Well, his name is Victor Balenko, and he was a MiG-25 pilot on the southeast coast of the Soviet Union in the ’70s. And so I think fundamentally, the fact that he defected with a MiG-25 in the mid ’70s, that’s just more credibility for this story. The allied forces had made it well known that there were huge rewards for anybody who defected with one of the top-line fighters. That had been around the Korean War and definitely through the Vietnam War.

The actual machinations of the defection that Victor Balenko did in the mid ’70s were quite different and for a different purpose. What happened with that airplane was, he didn’t have any charts and didn’t know where he was going to land. He just assumed he could find an airport. It was in lousy weather. He stuck it down at an airport where the runway was a little short and went off the end of the runway, but the airplane was okay. And then the big question was, what’s going to happen right now. The airplane by definition belongs to Japan, but the Soviets were adamant that they needed it back immediately. That whole geopolitical trade-off between Japan and the United States and the Soviet Union was very thought-provoking.

In the novel, I upped the gains by putting it at the start of the Yom Kippur War, which — tragically with the current events  — was exactly 50 years before this war. That war was horrific in both the failure of the intelligence apparatus and in the enormous loss of life. 

When I write thriller fiction, especially because it’s tied to a specific moment in history, I really dig through everything I can find that was going on. And often a little Easter egg will pop up: hey, this was going on then too. And that might provide possible room to fit into the plot amongst the reality of everything else.

The section in the back of the book I put there deliberately to help the reader understand how much of this is all real. More than half the characters are real people, which for me makes it more fun to read. You learn history, you learn technology, you learn geopolitics, and you also follow the thrilling adventures of the protagonists and the made-up characters. To me that makes it fun. But I both build on and reflect real events as much as I possibly can.

There’s a scene later in the novel about a diplomatic meeting between the governments of the Soviet Union and Mexico. Was that based on a real event?

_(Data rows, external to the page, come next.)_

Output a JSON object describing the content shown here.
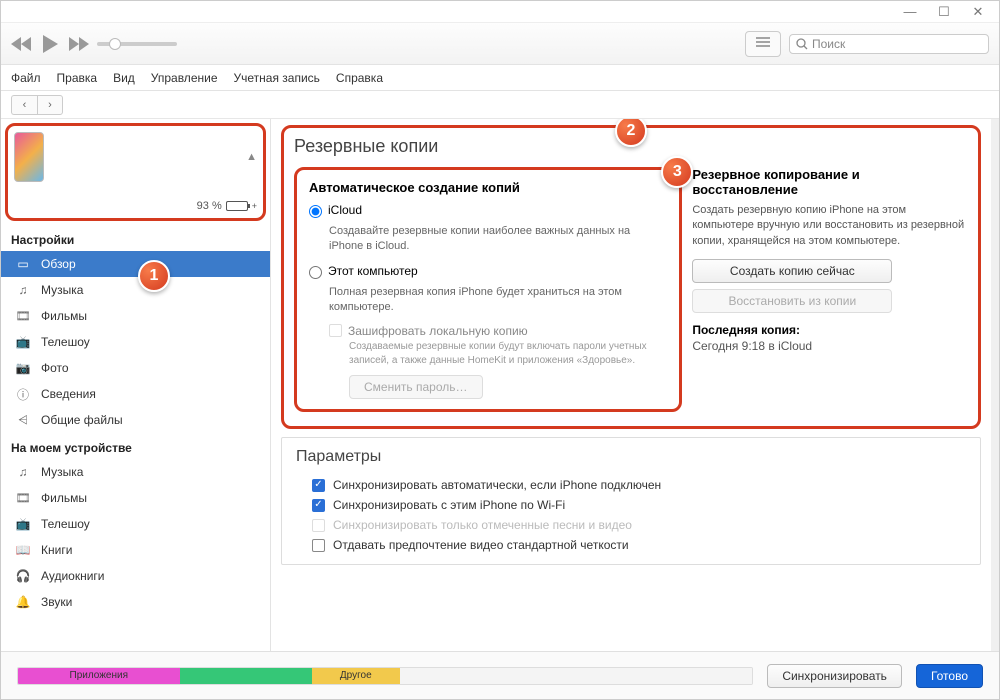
{
  "window_controls": {
    "min": "—",
    "max": "☐",
    "close": "✕"
  },
  "toolbar": {
    "apple": ""
  },
  "search": {
    "placeholder": "Поиск"
  },
  "menubar": [
    "Файл",
    "Правка",
    "Вид",
    "Управление",
    "Учетная запись",
    "Справка"
  ],
  "device": {
    "battery_pct": "93 %",
    "charging": "⚡"
  },
  "sidebar": {
    "settings_header": "Настройки",
    "settings": [
      {
        "icon": "overview",
        "label": "Обзор",
        "selected": true
      },
      {
        "icon": "music",
        "label": "Музыка"
      },
      {
        "icon": "movies",
        "label": "Фильмы"
      },
      {
        "icon": "tv",
        "label": "Телешоу"
      },
      {
        "icon": "photo",
        "label": "Фото"
      },
      {
        "icon": "info",
        "label": "Сведения"
      },
      {
        "icon": "files",
        "label": "Общие файлы"
      }
    ],
    "device_header": "На моем устройстве",
    "ondevice": [
      {
        "icon": "music",
        "label": "Музыка"
      },
      {
        "icon": "movies",
        "label": "Фильмы"
      },
      {
        "icon": "tv",
        "label": "Телешоу"
      },
      {
        "icon": "books",
        "label": "Книги"
      },
      {
        "icon": "audiobooks",
        "label": "Аудиокниги"
      },
      {
        "icon": "tones",
        "label": "Звуки"
      }
    ]
  },
  "callouts": {
    "one": "1",
    "two": "2",
    "three": "3"
  },
  "backup": {
    "title": "Резервные копии",
    "auto": {
      "title": "Автоматическое создание копий",
      "icloud_label": "iCloud",
      "icloud_hint": "Создавайте резервные копии наиболее важных данных на iPhone в iCloud.",
      "local_label": "Этот компьютер",
      "local_hint": "Полная резервная копия iPhone будет храниться на этом компьютере.",
      "encrypt_label": "Зашифровать локальную копию",
      "encrypt_hint": "Создаваемые резервные копии будут включать пароли учетных записей, а также данные HomeKit и приложения «Здоровье».",
      "change_pw": "Сменить пароль…"
    },
    "right": {
      "title": "Резервное копирование и восстановление",
      "desc": "Создать резервную копию iPhone на этом компьютере вручную или восстановить из резервной копии, хранящейся на этом компьютере.",
      "backup_now": "Создать копию сейчас",
      "restore": "Восстановить из копии",
      "last_label": "Последняя копия:",
      "last_value": "Сегодня 9:18 в iCloud"
    }
  },
  "params": {
    "title": "Параметры",
    "opts": [
      {
        "checked": true,
        "disabled": false,
        "label": "Синхронизировать автоматически, если iPhone подключен"
      },
      {
        "checked": true,
        "disabled": false,
        "label": "Синхронизировать с этим iPhone по Wi-Fi"
      },
      {
        "checked": false,
        "disabled": true,
        "label": "Синхронизировать только отмеченные песни и видео"
      },
      {
        "checked": false,
        "disabled": false,
        "label": "Отдавать предпочтение видео стандартной четкости"
      }
    ]
  },
  "footer": {
    "apps": "Приложения",
    "other": "Другое",
    "sync": "Синхронизировать",
    "done": "Готово"
  }
}
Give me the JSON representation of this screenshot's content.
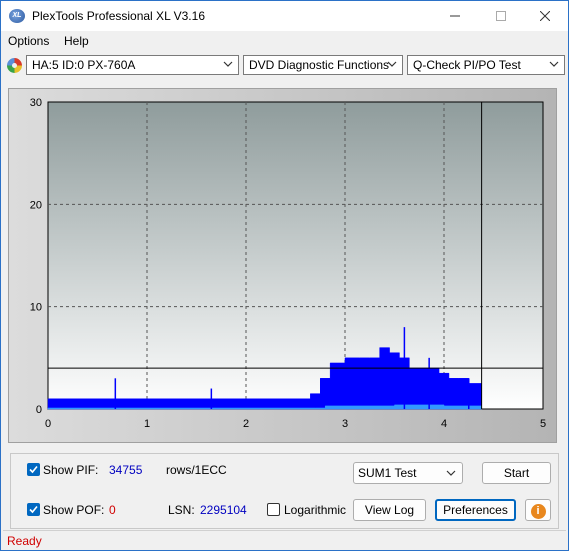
{
  "titlebar": {
    "title": "PlexTools Professional XL V3.16",
    "app_icon_text": "XL"
  },
  "menu": {
    "options": "Options",
    "help": "Help"
  },
  "toolbar": {
    "drive": "HA:5 ID:0  PX-760A",
    "function": "DVD Diagnostic Functions",
    "test": "Q-Check PI/PO Test"
  },
  "chart_data": {
    "type": "area",
    "xlim": [
      0,
      5
    ],
    "ylim": [
      0,
      30
    ],
    "x_ticks": [
      "0",
      "1",
      "2",
      "3",
      "4",
      "5"
    ],
    "y_ticks": [
      "0",
      "10",
      "20",
      "30"
    ],
    "grid": true,
    "threshold_line": 4,
    "end_marker_x": 4.38,
    "series": [
      {
        "color": "#0000ff",
        "x": [
          0.0,
          0.5,
          1.0,
          1.5,
          2.0,
          2.5,
          2.65,
          2.75,
          2.85,
          3.0,
          3.15,
          3.25,
          3.35,
          3.45,
          3.55,
          3.65,
          3.75,
          3.85,
          3.95,
          4.05,
          4.15,
          4.25,
          4.38
        ],
        "values": [
          1,
          1,
          1,
          1,
          1,
          1,
          1.5,
          3,
          4.5,
          5,
          5,
          5,
          6,
          5.5,
          5,
          4,
          4,
          4,
          3.5,
          3,
          3,
          2.5,
          2
        ]
      },
      {
        "color": "#3399ff",
        "x": [
          0.0,
          2.7,
          2.8,
          3.5,
          4.0,
          4.38
        ],
        "values": [
          0.1,
          0.1,
          0.3,
          0.4,
          0.3,
          0.3
        ]
      }
    ],
    "spikes": [
      {
        "x": 0.68,
        "y": 3
      },
      {
        "x": 1.65,
        "y": 2
      },
      {
        "x": 3.6,
        "y": 8
      },
      {
        "x": 3.85,
        "y": 5
      },
      {
        "x": 4.25,
        "y": 3
      }
    ]
  },
  "panel": {
    "show_pif_label": "Show PIF:",
    "pif_value": "34755",
    "pif_unit": "rows/1ECC",
    "show_pof_label": "Show POF:",
    "pof_value": "0",
    "lsn_label": "LSN:",
    "lsn_value": "2295104",
    "logarithmic_label": "Logarithmic",
    "sum_select": "SUM1 Test",
    "start_button": "Start",
    "view_log_button": "View Log",
    "preferences_button": "Preferences",
    "info_icon_text": "i"
  },
  "status": {
    "text": "Ready"
  },
  "colors": {
    "accent": "#0067c0",
    "status_red": "#d00000",
    "series": "#0000ff"
  }
}
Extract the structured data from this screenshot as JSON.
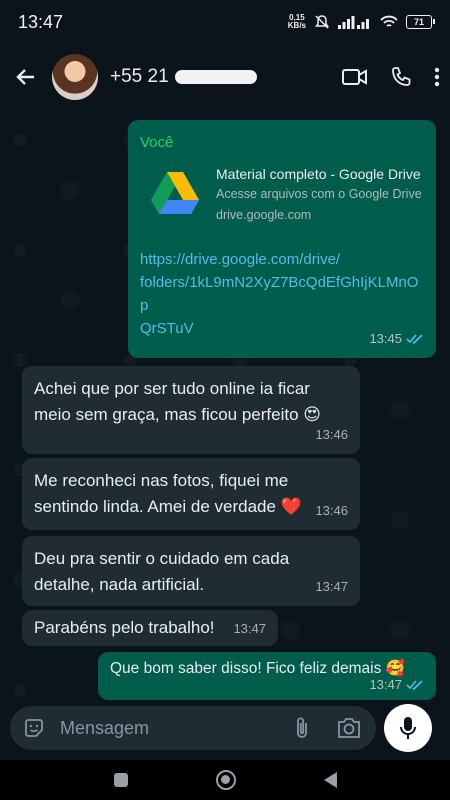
{
  "status_bar": {
    "time": "13:47",
    "net_speed_value": "0,15",
    "net_speed_unit": "KB/s",
    "battery": "71"
  },
  "header": {
    "contact_visible": "+55 21"
  },
  "messages": [
    {
      "direction": "outgoing",
      "sender": "Você",
      "card_title": "Material completo - Google Drive",
      "card_description": "Acesse arquivos com o Google Drive",
      "card_domain": "drive.google.com",
      "url_lines": [
        "https://drive.google.com/drive/",
        "folders/1kL9mN2XyZ7BcQdEfGhIjKLMnOp",
        "QrSTuV"
      ],
      "time": "13:45",
      "status": "read"
    },
    {
      "direction": "incoming",
      "lines": [
        "Achei que por ser tudo online ia ficar",
        "meio sem graça, mas ficou perfeito 😍"
      ],
      "time": "13:46"
    },
    {
      "direction": "incoming",
      "lines": [
        "Me reconheci nas fotos, fiquei me",
        "sentindo linda. Amei de verdade ❤️"
      ],
      "time": "13:46"
    },
    {
      "direction": "incoming",
      "lines": [
        "Deu pra sentir o cuidado em cada",
        "detalhe, nada artificial."
      ],
      "time": "13:47"
    },
    {
      "direction": "incoming",
      "lines": [
        "Parabéns pelo trabalho!"
      ],
      "time": "13:47"
    },
    {
      "direction": "outgoing",
      "lines": [
        "Que bom saber disso! Fico feliz demais 🥰"
      ],
      "time": "13:47",
      "status": "read"
    }
  ],
  "composer": {
    "placeholder": "Mensagem"
  },
  "colors": {
    "background": "#0b141a",
    "incoming_bubble": "#202c33",
    "outgoing_bubble": "#005c4b",
    "link": "#53bdeb",
    "sender_name": "#25d366",
    "read_ticks": "#53bdeb"
  },
  "icons": [
    "back-arrow-icon",
    "video-call-icon",
    "phone-icon",
    "more-vert-icon",
    "sticker-icon",
    "attach-icon",
    "camera-icon",
    "mic-icon",
    "google-drive-icon",
    "double-check-icon"
  ]
}
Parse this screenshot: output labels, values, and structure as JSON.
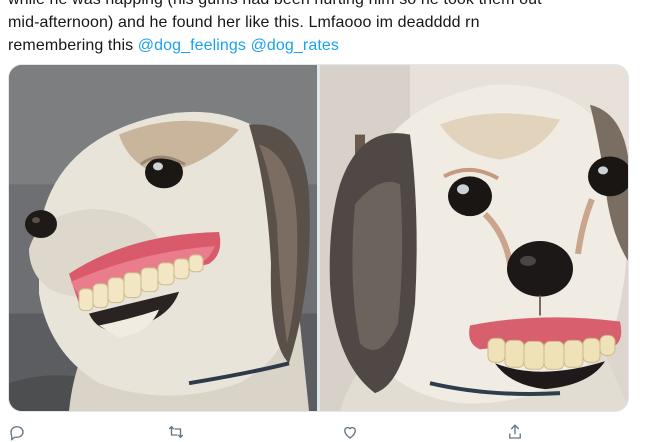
{
  "tweet": {
    "text_line_1": "while he was napping (his gums had been hurting him so he took them out",
    "text_line_2": "mid-afternoon) and he found her like this. Lmfaooo im deadddd rn",
    "text_line_3_prefix": "remembering this ",
    "mentions": [
      "@dog_feelings",
      "@dog_rates"
    ],
    "link_color": "#1da1f2"
  },
  "media": {
    "photos": [
      {
        "description_icon": "photo-dog-profile"
      },
      {
        "description_icon": "photo-dog-front"
      }
    ]
  },
  "actions": {
    "icons": [
      "reply-icon",
      "retweet-icon",
      "like-icon",
      "share-icon"
    ]
  }
}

Well, if you think of where you’re going to take your pieces of the nuclear rocket engine, if you just started at area 51, if you go west, it’s a long way to international waters. If you go east, it’s the same thing. You can’t go north, but if you go south, the Mexican border is very close and also not a heavily populated area.

For me, I try not to have any good guys or bad guys. I just have everybody behaving the way they would behave based on their own nature and the culture they were raised in. To me, that’s really important. You can’t just have a two dimensional character like so many movies do. So what would the people who hatched this plan do? What would make the most sense? Naturally, it would be to go into Mexico.

At the time, the president of Mexico was trying to increase his stature as a player on the world stage and trying to gain leverage both within the Central American power structure, but also for socialist ideals for the rights of the people and especially for the rights of his country. He went on a world tour in the spring of 1973. The crowning thing for him was to have a private audience with the leadership of the Soviet Union at the time. And that actually happened. So it provided an accurate reflection of the geopolitics of the time, but it also provided me an opportunity for a way to get that MiG-25 out of the United States and then back safely to the Soviet Union. When I dug into the reality of the time, it all fit together nicely.

This is the second novel you’ve written with the same protagonist. Did you kind of know from the outset that you were going to be moving more directly into the world of pilots and a little bit back from the space program for this book when you started work on it?

Yes, but never fear — for the third book, we’ll go back to space. I’m working on it now. And I don’t know if you know, but the first book in this series is being made into an eight-part television series. We’ve already signed a contract with a production house. And we’ve got a pretty exciting announcement coming in the next couple of weeks about the production of The Apollo Murders.

But if you look at this story, there is crossover between Svetlana and the Apollo Soyuz crew and Kaz. But to me, Kaz is a very capable protagonist because he has all the skills. He was an engineer, a top combat fighter pilot and a top test pilot. And he was selected by the Navy as part of the manned orbiting laboratory program as one of the military astronauts. He was on the trajectory to fly in space, but then with his bird strike accident, he lost his left eye. So that puts him in a really unusual situation as a person with all of the mental skills, all of the physical skills, all of the experience, and yet unable to do the primary job he ought to be doing.

If Sam Phillips — who’s a real person and was the general who oversaw the Apollo program and then moved into sort of the secret world of the U.S. Air Force and security — had an asset like Kaz Zemeckis, he would do this sort of thing with him. Making a military space mission work, or talking to a defecting Soviet pilot, but still keeping a foot in the space camp.

For me, I thought a lot about how to build that protagonist so he would have all of the credibility and skills but also the flexibility to go from scenario to scenario. And I’ve got some fun ideas for the third book in the series that I’m deeply in the research phase for now.